Wednesday, January 5, 2011

I used to walk into a bar and I'd feel the grime crunch in under my feet like the charcoal they used to throw on sidewalks over snow when I was a kid.  I could smell the cold air then, and feel the sleigh behind me rattling around.  Still, no matter how dirty the floor, the stools were always the kind of clean smooth that only comes through heavy usage, place holders for our asses that they are.  Sedentary patterns of flirtation mark their place, keep time with the music, the same smooth sailing of the slope in the middle of a storm, worn down enough to get up enough speed, fluffy enough to crash,--when you get a chance to let free of everything for a few seconds.  All of the caution piled up and folding back on itself can go fuck off, and I'll scamper back up the hill to do it again, thank you very much.

Yep, that's where I'd go.  Before I got all sober.  Shit, like I'm a kid again, too.  Funny, that line.  How you can't repeat things, about how of course you can, about how Dylan ripped it out of an under-read Japanese author writing about a gangster.
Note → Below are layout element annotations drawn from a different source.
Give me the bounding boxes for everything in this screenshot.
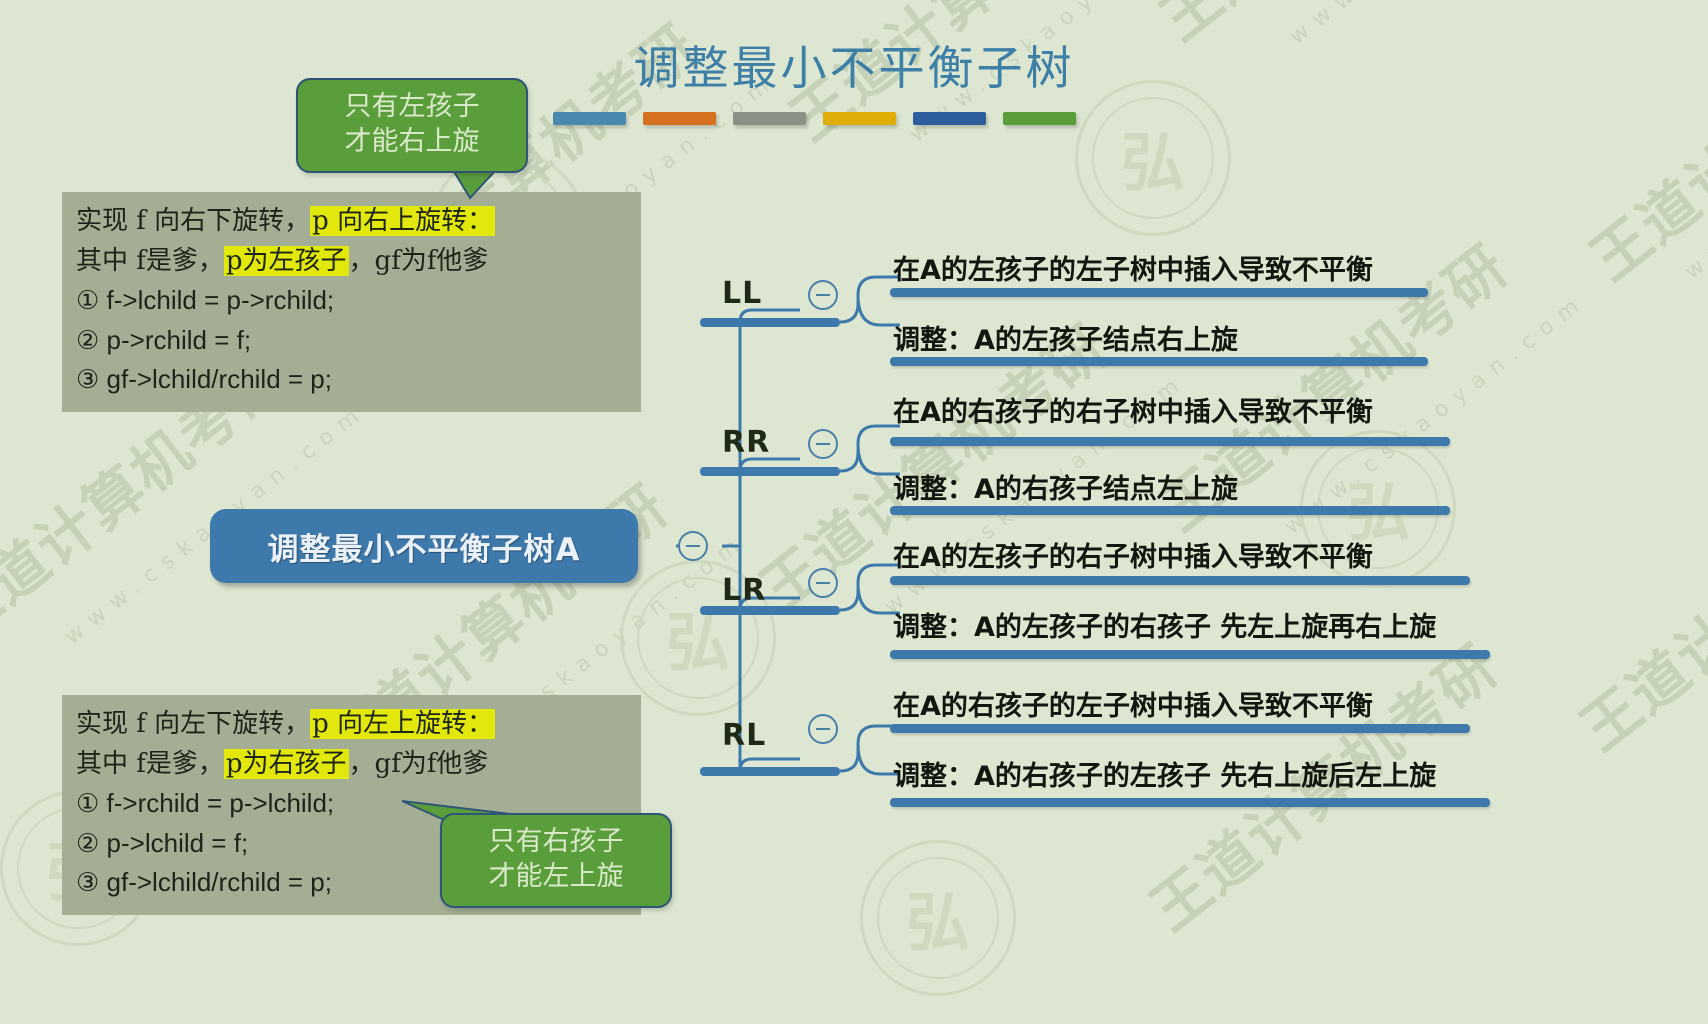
root-node[interactable]: 调整最小不平衡子树A xyxy=(210,509,638,583)
leaf-text-lr-0: 在A的左孩子的右子树中插入导致不平衡 xyxy=(893,535,1373,574)
collapse-toggle-root[interactable] xyxy=(678,531,708,561)
branch-label-ll: LL xyxy=(722,276,762,311)
leaf-bar-rl-1 xyxy=(890,798,1490,807)
code-line-2-suffix: ，gf为f他爹 xyxy=(349,749,489,779)
leaf-bar-rr-0 xyxy=(890,437,1450,446)
branch-label-rr: RR xyxy=(722,425,770,460)
branch-bar-lr xyxy=(700,606,840,615)
callout-line-1: 只有左孩子 xyxy=(314,90,510,125)
bar-orange xyxy=(643,112,716,125)
code-line-4: ② p->rchild = f; xyxy=(76,321,629,361)
seal-glyph: 弘 xyxy=(1078,112,1228,204)
code-line-1-prefix: 实现 f 向右下旋转， xyxy=(76,206,310,236)
watermark-brand: 王道计算机考研 xyxy=(1560,441,1708,766)
leaf-text-rr-1: 调整：A的右孩子结点左上旋 xyxy=(893,467,1238,506)
code-line-1: 实现 f 向左下旋转，p 向左上旋转： xyxy=(76,705,629,745)
callout-line-2: 才能右上旋 xyxy=(314,125,510,160)
collapse-toggle-rl[interactable] xyxy=(808,714,838,744)
bar-teal xyxy=(553,112,626,125)
leaf-bar-ll-0 xyxy=(890,288,1428,297)
code-line-1-highlight: p 向左上旋转： xyxy=(310,709,495,739)
code-line-2-highlight: p为右孩子 xyxy=(224,749,349,779)
branch-label-lr: LR xyxy=(722,573,766,608)
code-line-2-highlight: p为左孩子 xyxy=(224,246,349,276)
callout-right-child-note: 只有右孩子 才能左上旋 xyxy=(440,813,672,908)
branch-bar-rr xyxy=(700,467,840,476)
code-line-2-suffix: ，gf为f他爹 xyxy=(349,246,489,276)
code-line-1: 实现 f 向右下旋转，p 向右上旋转： xyxy=(76,202,629,242)
slide-canvas: 王道计算机考研 www.cskaoyan.com 王道计算机考研 www.csk… xyxy=(0,0,1708,1024)
watermark-seal: 弘 xyxy=(860,840,1016,996)
code-line-2: 其中 f是爹，p为右孩子，gf为f他爹 xyxy=(76,745,629,785)
collapse-toggle-rr[interactable] xyxy=(808,429,838,459)
code-line-2-prefix: 其中 f是爹， xyxy=(76,749,224,779)
leaf-text-ll-0: 在A的左孩子的左子树中插入导致不平衡 xyxy=(893,248,1373,287)
bar-gold xyxy=(823,112,896,125)
code-box-right-rotation: 实现 f 向右下旋转，p 向右上旋转： 其中 f是爹，p为左孩子，gf为f他爹 … xyxy=(62,192,641,412)
branch-label-rl: RL xyxy=(722,718,766,753)
collapse-toggle-ll[interactable] xyxy=(808,280,838,310)
watermark-seal: 弘 xyxy=(1075,80,1231,236)
callout-line-1: 只有右孩子 xyxy=(458,825,654,860)
bar-gray xyxy=(733,112,806,125)
branch-bar-rl xyxy=(700,767,840,776)
code-line-1-highlight: p 向右上旋转： xyxy=(310,206,495,236)
leaf-bar-rl-0 xyxy=(890,724,1470,733)
leaf-text-lr-1: 调整：A的左孩子的右孩子 先左上旋再右上旋 xyxy=(893,605,1436,644)
leaf-bar-ll-1 xyxy=(890,357,1428,366)
leaf-bar-lr-0 xyxy=(890,576,1470,585)
leaf-text-ll-1: 调整：A的左孩子结点右上旋 xyxy=(893,318,1238,357)
callout-line-2: 才能左上旋 xyxy=(458,860,654,895)
code-line-2-prefix: 其中 f是爹， xyxy=(76,246,224,276)
callout-left-child-note: 只有左孩子 才能右上旋 xyxy=(296,78,528,173)
bar-green xyxy=(1003,112,1076,125)
bar-navy xyxy=(913,112,986,125)
code-line-1-prefix: 实现 f 向左下旋转， xyxy=(76,709,310,739)
leaf-text-rl-1: 调整：A的右孩子的左孩子 先右上旋后左上旋 xyxy=(893,754,1436,793)
page-title: 调整最小不平衡子树 xyxy=(0,32,1708,98)
title-color-bars xyxy=(553,112,1076,125)
collapse-toggle-lr[interactable] xyxy=(808,568,838,598)
seal-glyph: 弘 xyxy=(863,872,1013,964)
leaf-bar-lr-1 xyxy=(890,650,1490,659)
leaf-text-rl-0: 在A的右孩子的左子树中插入导致不平衡 xyxy=(893,684,1373,723)
leaf-text-rr-0: 在A的右孩子的右子树中插入导致不平衡 xyxy=(893,390,1373,429)
branch-bar-ll xyxy=(700,318,840,327)
code-line-3: ① f->lchild = p->rchild; xyxy=(76,281,629,321)
code-line-2: 其中 f是爹，p为左孩子，gf为f他爹 xyxy=(76,242,629,282)
leaf-bar-rr-1 xyxy=(890,506,1450,515)
code-line-5: ③ gf->lchild/rchild = p; xyxy=(76,360,629,400)
root-node-label: 调整最小不平衡子树A xyxy=(268,524,581,569)
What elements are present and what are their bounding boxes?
Tell me you can't feel the cold water pipe sweat under your grip as you reach out for some structure, for a modicum of stability in a blissfully swaying bathroom.  Tell me you can't see the marker scrawled there in the moderately serious tones of stoned sober patrons, having sat away long afternoons into a good case of hemorrhoids and facial hair.  Tell me that you'll be able to live without the friendly embrace of that shockingly bitter IPA that makes you sit up and just beg like a damn dog.  Tell me that you'll commit yourself to something a little more long term, to finding the bliss of the moment without the need for the next minute's bliss.  Tell me that we'll find something out there together, one day, and that it will be perfectly selfless when we find it, being so naively self-centered, we can't find it now or we'd be spoiled forever.  Tell me about late nights and early mornings breaking over shoulders cold and welcome, waves of experience, and about the discipline of waking up, turning around to face them sleep in our eyes, about knowing what you stand for without getting approval for it first, and please, just between us, it's okay, give me the courage not to complain about co-workers to other co-workers.